The Battle Against Despair
Toward the end of the discussion, Prager addresses a question about staying motivated during hard days of activism. He shares a profound insight from his commentary on the Book of Numbers. The story of the twelve spies sent into Canaan is instructive: ten came back saying "we can't do it, they're too strong," while two—Caleb and Joshua—said they could conquer it because God promised they would.
One commentator Prager read explained why God was so angry at the ten spies who gave the negative report. The answer changed Prager's perspective: Despair is a sin. This is entirely accurate biblically, but it's also practically true. Could Churchill not have despaired? Could Washington not have despaired? At no time in any good battle was there not reason for despair, yet they pressed on.
Despair is narcissistic, Prager argues. It means you feel sorry for yourself. Don't do it. You can't despair. There's no reason to despair—there's reason to be worried, to be concerned, to work harder—but never to despair. Those who fight evil, those who do nothing, and those who help the fighters are the three types of good people. Helping the fighters is as important as fighting.
The Jewish Calling and Christian Unity
Prager addresses theological questions with characteristic clarity and humility. He has no issue with theological differences between Judaism and Christianity because he doesn't measure people by their beliefs but by their behavior. Theology is central to the Christian mission, but Prager notes that he has brought tens of thousands of people back to church—this Jew has done what many pastors could not.
The Jewish calling, he explains, is not to bring people to Judaism but to bring people to God, the Ten Commandments, and the Bible. To bring people to Sinai, where the Ten Commandments were given. If someone wants to convert to Judaism, they're welcome, but that's not the primary mission.
Prager emphasizes that Christians are not serious Christians if they don't know the first five books of the Bible. Jesus would agree. "Love your neighbor as yourself" is in the Torah. "Love the stranger" is in the Torah. "Love God" is in the Torah. The Ten Commandments, the Exodus, the creation, the Garden of Eden—all in the Torah.

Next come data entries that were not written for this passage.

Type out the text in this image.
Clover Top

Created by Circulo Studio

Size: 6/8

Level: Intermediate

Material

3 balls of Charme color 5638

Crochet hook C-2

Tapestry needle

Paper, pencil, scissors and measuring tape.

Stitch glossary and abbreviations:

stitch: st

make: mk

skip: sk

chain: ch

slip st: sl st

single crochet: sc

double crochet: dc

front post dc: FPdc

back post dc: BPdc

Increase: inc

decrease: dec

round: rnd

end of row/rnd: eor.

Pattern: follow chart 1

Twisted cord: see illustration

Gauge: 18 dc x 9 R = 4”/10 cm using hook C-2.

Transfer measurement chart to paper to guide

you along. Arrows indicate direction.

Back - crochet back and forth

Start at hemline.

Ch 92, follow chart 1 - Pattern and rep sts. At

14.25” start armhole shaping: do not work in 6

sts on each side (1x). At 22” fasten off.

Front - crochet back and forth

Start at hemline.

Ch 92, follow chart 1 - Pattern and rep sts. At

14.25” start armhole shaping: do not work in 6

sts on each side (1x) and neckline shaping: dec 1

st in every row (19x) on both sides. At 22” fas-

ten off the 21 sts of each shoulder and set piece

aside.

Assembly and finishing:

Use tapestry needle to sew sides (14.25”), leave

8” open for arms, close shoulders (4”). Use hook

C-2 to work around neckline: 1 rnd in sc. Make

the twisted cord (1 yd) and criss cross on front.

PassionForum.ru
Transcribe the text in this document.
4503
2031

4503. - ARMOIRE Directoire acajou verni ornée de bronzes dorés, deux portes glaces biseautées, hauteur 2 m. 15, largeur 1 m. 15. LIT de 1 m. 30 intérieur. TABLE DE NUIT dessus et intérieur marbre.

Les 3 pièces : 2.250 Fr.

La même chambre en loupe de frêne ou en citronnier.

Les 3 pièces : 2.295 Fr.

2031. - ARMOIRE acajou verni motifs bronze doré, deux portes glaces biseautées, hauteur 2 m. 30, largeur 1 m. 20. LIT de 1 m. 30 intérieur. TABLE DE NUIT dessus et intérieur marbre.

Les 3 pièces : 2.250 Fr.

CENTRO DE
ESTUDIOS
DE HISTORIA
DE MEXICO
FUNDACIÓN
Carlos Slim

You must know the Torah to know what it means to be a Jew or a Christian.
Final Thoughts on Superman and the American Way
A young homeschooled child asks a question that serves as a perfect metaphor: How do we get Superman back to fighting for truth, justice, and the American way? Prager recalls that when he was a child, television broadcasting ended at midnight. The screen would show the American flag, play the national anthem, and then go blank until morning. He remembers loving to stay up until midnight to see the flag and hear the anthem.
He didn't realize he loved America until he was in college. Now he wonders: How many kids today get chills when they see the flag and hear the national anthem? If you don't get chilled by your country's national anthem, your country is in jeopardy. The question of how we get Superman back is really the question of how we restore love of country, respect for truth, and commitment to justice in a generation that has been systematically taught to despise all three.
The answer lies in the very gathering taking place—believers coming together to pray, to learn God's word, to be reminded of eternal truths, and to encourage one another in the fight for civilization itself.